2. The fatigue testing device of claim 1, wherein a front door and a rear door are arranged on the environmental chamber, and a temperature measuring window is arranged on the rear door.

3. A fatigue testing device according to claim 2, wherein said temperature measuring window is circular with a diameter of 50 mm.

4. The fatigue testing apparatus of claim 1, wherein the environmental chamber is made of stainless steel material and has a double-layer water-cooling structure.

5. The fatigue testing device of claim 1, wherein the vacuum unit is communicated with the environmental chamber through a pipeline, and a valve is arranged on the pipeline.

6. The fatigue testing device of claim 1, wherein the joints of the upper pressure rod and the lower pressure rod with the environmental chamber are provided with dynamic seals.

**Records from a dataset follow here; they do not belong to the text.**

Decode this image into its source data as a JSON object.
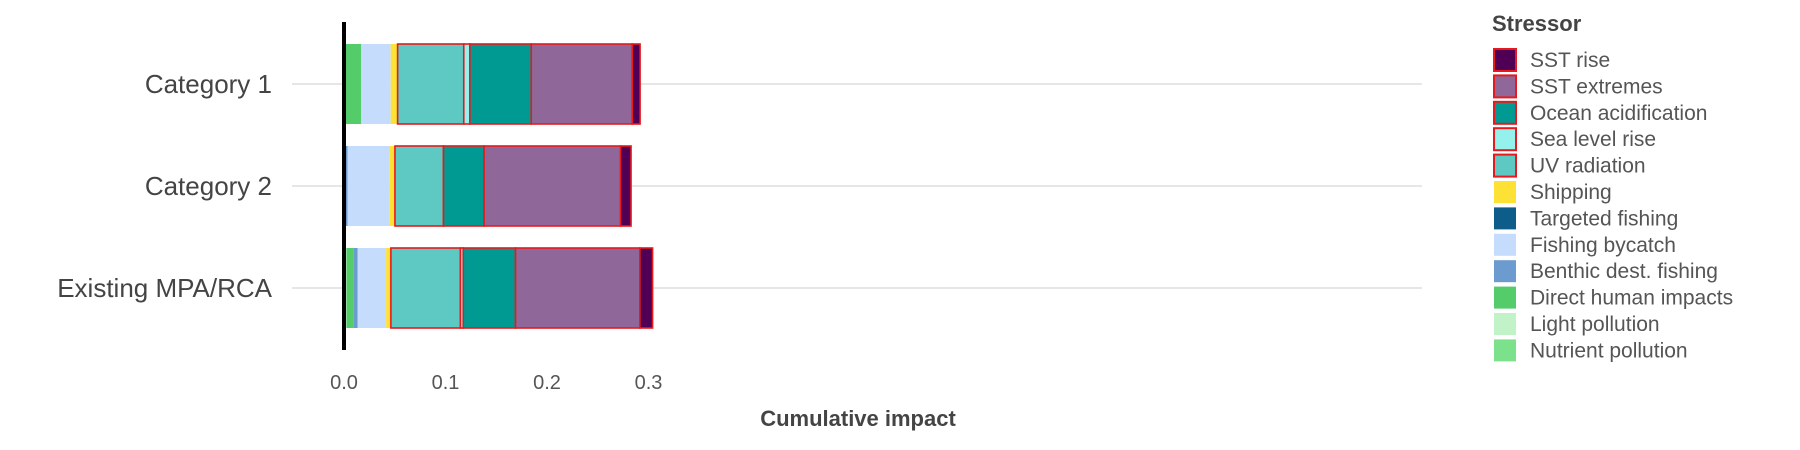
{
  "chart_data": {
    "type": "bar",
    "orientation": "horizontal",
    "stacked": true,
    "categories": [
      "Category 1",
      "Category 2",
      "Existing MPA/RCA"
    ],
    "xlabel": "Cumulative impact",
    "ylabel": "",
    "xlim": [
      0,
      0.3
    ],
    "xticks": [
      {
        "value": 0.0,
        "label": "0.0"
      },
      {
        "value": 0.1,
        "label": "0.1"
      },
      {
        "value": 0.2,
        "label": "0.2"
      },
      {
        "value": 0.3,
        "label": "0.3"
      }
    ],
    "grid": "major gridlines on category axis",
    "legend": {
      "title": "Stressor",
      "position": "right"
    },
    "series": [
      {
        "name": "Nutrient pollution",
        "color": "#7be18a",
        "outlined": false,
        "values": [
          0.0,
          0.0,
          0.0015
        ]
      },
      {
        "name": "Light pollution",
        "color": "#c2f3c8",
        "outlined": false,
        "values": [
          0.0,
          0.0,
          0.001
        ]
      },
      {
        "name": "Direct human impacts",
        "color": "#55cc6a",
        "outlined": false,
        "values": [
          0.017,
          0.0,
          0.007
        ]
      },
      {
        "name": "Benthic dest. fishing",
        "color": "#6b9bcf",
        "outlined": false,
        "values": [
          0.0,
          0.0035,
          0.004
        ]
      },
      {
        "name": "Targeted fishing",
        "color": "#0d5c8a",
        "outlined": false,
        "values": [
          0.0,
          0.0,
          0.0
        ]
      },
      {
        "name": "Fishing bycatch",
        "color": "#c6dcfc",
        "outlined": false,
        "values": [
          0.029,
          0.0415,
          0.028
        ]
      },
      {
        "name": "Shipping",
        "color": "#fde235",
        "outlined": false,
        "values": [
          0.0068,
          0.0052,
          0.0047
        ]
      },
      {
        "name": "UV radiation",
        "color": "#5ec9c2",
        "outlined": true,
        "values": [
          0.0652,
          0.0478,
          0.0685
        ]
      },
      {
        "name": "Sea level rise",
        "color": "#94f1ec",
        "outlined": true,
        "values": [
          0.006,
          0.0,
          0.0028
        ]
      },
      {
        "name": "Ocean acidification",
        "color": "#009a93",
        "outlined": true,
        "values": [
          0.0605,
          0.04,
          0.0515
        ]
      },
      {
        "name": "SST extremes",
        "color": "#8f6899",
        "outlined": true,
        "values": [
          0.0995,
          0.1345,
          0.1225
        ]
      },
      {
        "name": "SST rise",
        "color": "#4f0055",
        "outlined": true,
        "values": [
          0.0077,
          0.0103,
          0.0125
        ]
      }
    ],
    "legend_order": [
      "SST rise",
      "SST extremes",
      "Ocean acidification",
      "Sea level rise",
      "UV radiation",
      "Shipping",
      "Targeted fishing",
      "Fishing bycatch",
      "Benthic dest. fishing",
      "Direct human impacts",
      "Light pollution",
      "Nutrient pollution"
    ],
    "outline_color": "#e8191d",
    "axis_line_color": "#000000",
    "grid_color": "#e6e6e6"
  }
}
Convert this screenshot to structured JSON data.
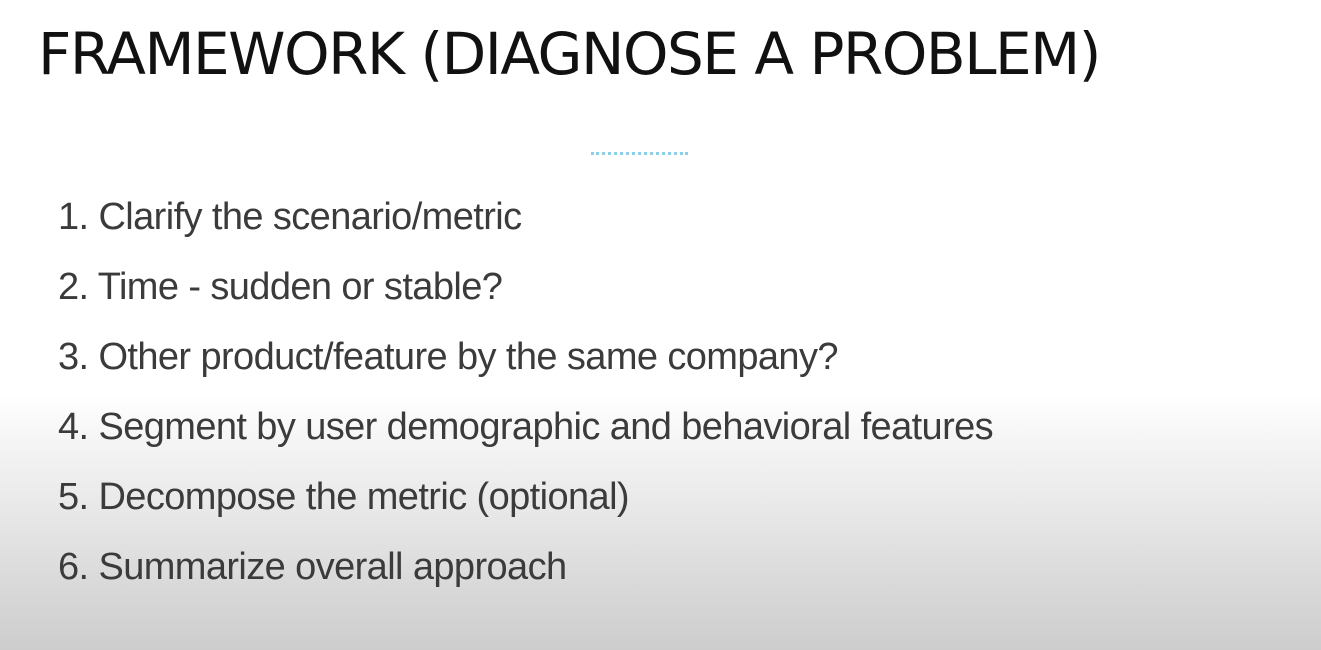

7. A fatigue testing device according to claim 6, wherein said dynamic seal is a formed metal bellows flexible seal.

8. The fatigue testing device according to claim 1, wherein the clamp comprises an upper lock nut, an upper ejector rod, an upper connecting rod, an upper back nut, a lower connecting rod, a lower ejector rod and a lower lock nut which are axially arranged, two ends of the upper lock nut are respectively connected with the upper connecting rod and the upper pressure rod, the upper connecting rod is sleeved on the outer sides of the upper ejector rod and the upper back nut and is fixedly connected with the upper ejector rod and the upper back nut; the two ends of the lower lock nut are respectively connected with the lower connecting rod and the lower pressing rod, and the upper connecting rod is sleeved on the outer sides of the upper ejector rod and the upper back nut and is fixedly connected with the lower ejector rod and the lower back nut; and two ends of the sample are respectively and fixedly connected with the upper back nut and the lower back nut.

9. The fatigue testing device of claim 1, wherein the heating device comprises a graphite heating furnace and a heating coil wound around and tightly hooped on the graphite heating furnace, and two ends of the heating coil are fixedly connected with the environmental chamber.

10. A fatigue testing device according to any one of claims 1-9, further comprising a control device and a temperature measuring instrument, wherein the control device and the temperature measuring instrument are located outside the environmental chamber, and the control device is electrically connected with the fatigue main machine, the vacuum unit, the heating device and the temperature measuring instrument respectively.